Expected Course and Prognosis

  • Variable-based on diagnosis, environment, pet, and owner expectations.
  • Most can be improved over time but might not eliminated.

Miscellaneous

Miscellaneous

Associated Conditions

CDS

Age-Related Factors

Increased anxiety and night waking more common in senior pets.

Zoonotic Potential

None but sleep disruption and anxiety in pets can contribute to sleep disruption and anxiety in the owners.

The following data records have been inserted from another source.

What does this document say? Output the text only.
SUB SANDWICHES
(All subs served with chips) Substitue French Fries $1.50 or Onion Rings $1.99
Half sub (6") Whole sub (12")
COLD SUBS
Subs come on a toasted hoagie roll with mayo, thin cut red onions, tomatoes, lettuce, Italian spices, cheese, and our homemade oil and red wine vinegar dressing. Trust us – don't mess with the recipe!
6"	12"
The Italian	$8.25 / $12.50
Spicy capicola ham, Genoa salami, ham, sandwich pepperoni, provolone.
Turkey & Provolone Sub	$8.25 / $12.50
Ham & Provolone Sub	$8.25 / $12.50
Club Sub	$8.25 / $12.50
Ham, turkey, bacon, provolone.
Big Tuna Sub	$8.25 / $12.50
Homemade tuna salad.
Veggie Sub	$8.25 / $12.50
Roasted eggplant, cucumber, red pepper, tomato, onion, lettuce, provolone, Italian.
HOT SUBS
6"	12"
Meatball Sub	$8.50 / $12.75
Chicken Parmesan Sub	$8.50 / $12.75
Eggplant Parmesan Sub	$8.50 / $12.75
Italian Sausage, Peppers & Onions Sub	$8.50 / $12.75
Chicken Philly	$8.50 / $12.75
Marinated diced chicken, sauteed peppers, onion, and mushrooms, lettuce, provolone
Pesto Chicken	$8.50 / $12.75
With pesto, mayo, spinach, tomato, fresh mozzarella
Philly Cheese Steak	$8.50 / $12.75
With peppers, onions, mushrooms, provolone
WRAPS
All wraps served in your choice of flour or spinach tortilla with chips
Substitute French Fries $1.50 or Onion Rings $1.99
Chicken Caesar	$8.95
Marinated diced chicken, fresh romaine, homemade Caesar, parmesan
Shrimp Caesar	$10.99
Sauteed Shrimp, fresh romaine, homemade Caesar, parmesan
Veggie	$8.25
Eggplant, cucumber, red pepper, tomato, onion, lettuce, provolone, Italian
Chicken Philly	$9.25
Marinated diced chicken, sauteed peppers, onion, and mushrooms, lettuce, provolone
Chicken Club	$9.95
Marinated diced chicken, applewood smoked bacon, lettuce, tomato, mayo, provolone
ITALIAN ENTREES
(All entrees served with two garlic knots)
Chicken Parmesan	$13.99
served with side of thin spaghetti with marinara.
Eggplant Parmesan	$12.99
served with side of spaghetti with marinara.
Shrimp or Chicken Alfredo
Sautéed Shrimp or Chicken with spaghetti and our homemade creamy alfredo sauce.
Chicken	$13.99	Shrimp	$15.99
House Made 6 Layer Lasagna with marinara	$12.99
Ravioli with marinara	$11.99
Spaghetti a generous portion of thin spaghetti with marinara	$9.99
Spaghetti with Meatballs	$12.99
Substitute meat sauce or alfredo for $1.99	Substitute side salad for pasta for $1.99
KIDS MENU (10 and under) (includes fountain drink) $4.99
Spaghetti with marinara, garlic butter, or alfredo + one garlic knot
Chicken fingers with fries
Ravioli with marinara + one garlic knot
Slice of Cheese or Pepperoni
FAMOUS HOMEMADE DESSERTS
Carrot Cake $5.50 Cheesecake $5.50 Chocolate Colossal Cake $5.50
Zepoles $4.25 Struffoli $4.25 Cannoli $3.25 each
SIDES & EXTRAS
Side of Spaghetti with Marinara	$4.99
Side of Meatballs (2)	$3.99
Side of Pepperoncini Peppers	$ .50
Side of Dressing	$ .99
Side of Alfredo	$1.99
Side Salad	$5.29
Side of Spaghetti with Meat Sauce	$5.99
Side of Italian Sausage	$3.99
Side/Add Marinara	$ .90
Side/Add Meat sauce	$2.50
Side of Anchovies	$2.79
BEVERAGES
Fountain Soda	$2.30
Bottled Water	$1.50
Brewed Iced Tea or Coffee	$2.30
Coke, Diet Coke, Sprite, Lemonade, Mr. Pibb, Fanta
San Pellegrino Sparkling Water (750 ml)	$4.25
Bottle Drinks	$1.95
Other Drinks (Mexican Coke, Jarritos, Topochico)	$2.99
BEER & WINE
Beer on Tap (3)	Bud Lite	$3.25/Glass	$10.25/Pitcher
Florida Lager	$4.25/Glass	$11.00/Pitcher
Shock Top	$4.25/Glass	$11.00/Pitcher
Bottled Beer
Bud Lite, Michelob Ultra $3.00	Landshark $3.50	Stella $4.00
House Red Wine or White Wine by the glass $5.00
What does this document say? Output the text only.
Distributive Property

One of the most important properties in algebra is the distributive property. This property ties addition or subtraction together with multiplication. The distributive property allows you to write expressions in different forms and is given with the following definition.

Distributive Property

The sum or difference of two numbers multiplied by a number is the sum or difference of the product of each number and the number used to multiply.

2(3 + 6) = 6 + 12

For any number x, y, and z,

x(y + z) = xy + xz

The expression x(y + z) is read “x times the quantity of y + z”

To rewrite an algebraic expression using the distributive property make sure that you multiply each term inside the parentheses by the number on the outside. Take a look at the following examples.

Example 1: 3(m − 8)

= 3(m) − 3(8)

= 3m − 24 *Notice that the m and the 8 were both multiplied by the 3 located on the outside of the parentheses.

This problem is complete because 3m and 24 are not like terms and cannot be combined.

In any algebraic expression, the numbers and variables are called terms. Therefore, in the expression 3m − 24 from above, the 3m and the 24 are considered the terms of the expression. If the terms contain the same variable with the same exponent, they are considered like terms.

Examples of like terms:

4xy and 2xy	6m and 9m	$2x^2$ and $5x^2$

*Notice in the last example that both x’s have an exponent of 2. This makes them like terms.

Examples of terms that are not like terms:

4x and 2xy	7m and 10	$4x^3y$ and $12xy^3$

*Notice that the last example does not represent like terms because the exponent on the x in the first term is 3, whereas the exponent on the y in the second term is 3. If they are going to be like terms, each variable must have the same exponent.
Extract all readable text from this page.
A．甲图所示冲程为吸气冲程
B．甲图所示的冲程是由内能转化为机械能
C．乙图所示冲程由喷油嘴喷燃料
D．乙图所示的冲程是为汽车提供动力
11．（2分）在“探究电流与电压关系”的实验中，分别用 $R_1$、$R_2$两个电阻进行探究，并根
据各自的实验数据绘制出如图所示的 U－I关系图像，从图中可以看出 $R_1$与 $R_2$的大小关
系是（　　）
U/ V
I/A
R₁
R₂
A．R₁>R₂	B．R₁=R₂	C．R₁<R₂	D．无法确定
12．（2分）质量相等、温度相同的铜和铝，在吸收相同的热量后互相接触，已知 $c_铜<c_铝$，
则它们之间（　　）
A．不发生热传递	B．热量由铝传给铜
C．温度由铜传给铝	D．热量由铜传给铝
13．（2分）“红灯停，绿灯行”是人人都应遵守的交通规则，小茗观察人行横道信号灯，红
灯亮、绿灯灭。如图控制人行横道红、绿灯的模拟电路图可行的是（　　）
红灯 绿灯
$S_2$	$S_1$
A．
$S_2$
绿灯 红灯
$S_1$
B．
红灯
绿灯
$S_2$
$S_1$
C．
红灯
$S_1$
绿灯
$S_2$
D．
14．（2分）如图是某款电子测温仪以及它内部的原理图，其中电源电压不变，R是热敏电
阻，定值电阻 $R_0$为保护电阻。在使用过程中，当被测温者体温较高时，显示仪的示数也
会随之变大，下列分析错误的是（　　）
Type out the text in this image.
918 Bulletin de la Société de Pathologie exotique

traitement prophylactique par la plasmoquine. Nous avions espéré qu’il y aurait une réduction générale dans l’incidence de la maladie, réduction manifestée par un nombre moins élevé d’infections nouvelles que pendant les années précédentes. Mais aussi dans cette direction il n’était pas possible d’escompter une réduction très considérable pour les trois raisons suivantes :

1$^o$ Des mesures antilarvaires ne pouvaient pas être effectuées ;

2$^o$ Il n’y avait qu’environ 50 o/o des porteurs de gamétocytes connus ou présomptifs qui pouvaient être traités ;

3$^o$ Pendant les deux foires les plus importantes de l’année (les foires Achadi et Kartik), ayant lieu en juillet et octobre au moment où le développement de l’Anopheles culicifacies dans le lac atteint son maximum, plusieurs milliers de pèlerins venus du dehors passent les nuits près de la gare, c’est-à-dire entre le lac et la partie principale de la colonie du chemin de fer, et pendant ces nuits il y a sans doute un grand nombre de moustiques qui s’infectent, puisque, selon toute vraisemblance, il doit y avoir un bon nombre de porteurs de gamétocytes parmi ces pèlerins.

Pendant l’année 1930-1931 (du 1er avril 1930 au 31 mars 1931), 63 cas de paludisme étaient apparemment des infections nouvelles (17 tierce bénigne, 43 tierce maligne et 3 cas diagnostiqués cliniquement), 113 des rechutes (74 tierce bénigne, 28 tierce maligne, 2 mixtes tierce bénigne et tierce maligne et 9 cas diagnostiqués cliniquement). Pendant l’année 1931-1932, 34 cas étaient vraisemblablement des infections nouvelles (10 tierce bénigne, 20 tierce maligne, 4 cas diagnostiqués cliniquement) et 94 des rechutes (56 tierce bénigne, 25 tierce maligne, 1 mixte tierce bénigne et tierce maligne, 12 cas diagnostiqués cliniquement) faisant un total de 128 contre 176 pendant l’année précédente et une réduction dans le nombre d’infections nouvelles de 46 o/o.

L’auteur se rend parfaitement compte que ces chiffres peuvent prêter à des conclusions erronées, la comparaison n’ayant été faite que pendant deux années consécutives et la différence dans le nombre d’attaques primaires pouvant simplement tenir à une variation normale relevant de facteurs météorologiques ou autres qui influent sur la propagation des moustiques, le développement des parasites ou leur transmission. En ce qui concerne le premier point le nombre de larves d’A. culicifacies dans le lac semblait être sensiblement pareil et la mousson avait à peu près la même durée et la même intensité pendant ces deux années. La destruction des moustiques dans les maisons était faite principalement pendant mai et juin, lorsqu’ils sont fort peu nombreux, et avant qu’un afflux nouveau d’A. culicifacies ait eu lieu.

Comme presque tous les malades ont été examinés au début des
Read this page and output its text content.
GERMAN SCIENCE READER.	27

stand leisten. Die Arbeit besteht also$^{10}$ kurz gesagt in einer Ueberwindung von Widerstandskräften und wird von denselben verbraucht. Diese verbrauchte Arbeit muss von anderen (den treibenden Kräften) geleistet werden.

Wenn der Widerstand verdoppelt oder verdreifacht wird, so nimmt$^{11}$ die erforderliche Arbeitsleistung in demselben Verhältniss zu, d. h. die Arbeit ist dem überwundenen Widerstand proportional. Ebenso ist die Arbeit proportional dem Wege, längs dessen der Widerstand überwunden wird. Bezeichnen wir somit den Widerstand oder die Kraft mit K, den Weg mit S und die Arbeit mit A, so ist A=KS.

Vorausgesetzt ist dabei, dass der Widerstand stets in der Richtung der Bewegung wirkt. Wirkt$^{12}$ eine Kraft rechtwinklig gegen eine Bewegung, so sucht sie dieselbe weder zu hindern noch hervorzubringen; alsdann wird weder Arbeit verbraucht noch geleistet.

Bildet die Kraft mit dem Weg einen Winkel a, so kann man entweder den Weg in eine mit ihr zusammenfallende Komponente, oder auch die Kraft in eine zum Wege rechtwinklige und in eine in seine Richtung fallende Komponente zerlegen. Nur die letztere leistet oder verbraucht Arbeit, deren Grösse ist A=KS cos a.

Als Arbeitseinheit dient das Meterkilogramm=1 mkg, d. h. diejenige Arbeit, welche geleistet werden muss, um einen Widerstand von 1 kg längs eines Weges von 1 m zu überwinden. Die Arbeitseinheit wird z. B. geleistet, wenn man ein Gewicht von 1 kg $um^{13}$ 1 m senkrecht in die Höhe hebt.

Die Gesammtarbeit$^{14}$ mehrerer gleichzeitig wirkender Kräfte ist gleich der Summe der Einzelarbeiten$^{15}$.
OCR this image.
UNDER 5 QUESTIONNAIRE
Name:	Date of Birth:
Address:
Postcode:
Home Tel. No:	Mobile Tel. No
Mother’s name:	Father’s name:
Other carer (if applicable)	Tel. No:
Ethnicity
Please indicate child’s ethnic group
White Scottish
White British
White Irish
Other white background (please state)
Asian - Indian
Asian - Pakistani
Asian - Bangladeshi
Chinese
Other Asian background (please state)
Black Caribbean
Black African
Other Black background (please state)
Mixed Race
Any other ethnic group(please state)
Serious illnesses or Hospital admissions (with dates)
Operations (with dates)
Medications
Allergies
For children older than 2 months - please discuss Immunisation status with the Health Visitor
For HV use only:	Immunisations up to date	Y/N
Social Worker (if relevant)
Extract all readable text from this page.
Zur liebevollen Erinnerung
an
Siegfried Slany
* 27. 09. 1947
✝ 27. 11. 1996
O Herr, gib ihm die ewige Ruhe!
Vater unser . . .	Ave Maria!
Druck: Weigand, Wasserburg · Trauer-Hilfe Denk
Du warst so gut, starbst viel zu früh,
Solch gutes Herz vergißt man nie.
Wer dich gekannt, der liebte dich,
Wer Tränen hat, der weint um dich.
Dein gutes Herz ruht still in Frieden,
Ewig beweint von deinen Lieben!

Pregnancy/Fertility/Breeding

N/A

Synonyms

Sleep disturbances

Abbreviations

  • BAER = brainstem auditory evoked response
  • CDS = cognitive dysfunction syndrome
  • CNS = central nervous system
  • MAOI = monoamine oxide inhibitors
  • SAMe = S-adenosyl-L-methionine-tosylate disulfate
  • SSRI = selective serotonin reuptake inhibitor
  • T4 = thyroxine
  • TCA = tricyclic antidepressant

Suggested Reading

Landsberg GM, DePorter T, Araujo JA. Management of anxiety, sleeplessness and cognitive dysfunction in the senior pet. Vet Clin North Am Small Anim Pract 2011, 41(3):565590.

Landsberg G, Horwitz D. Behavior Advice for Clients (book and CD of client behavior handouts), Lifelearn 2012.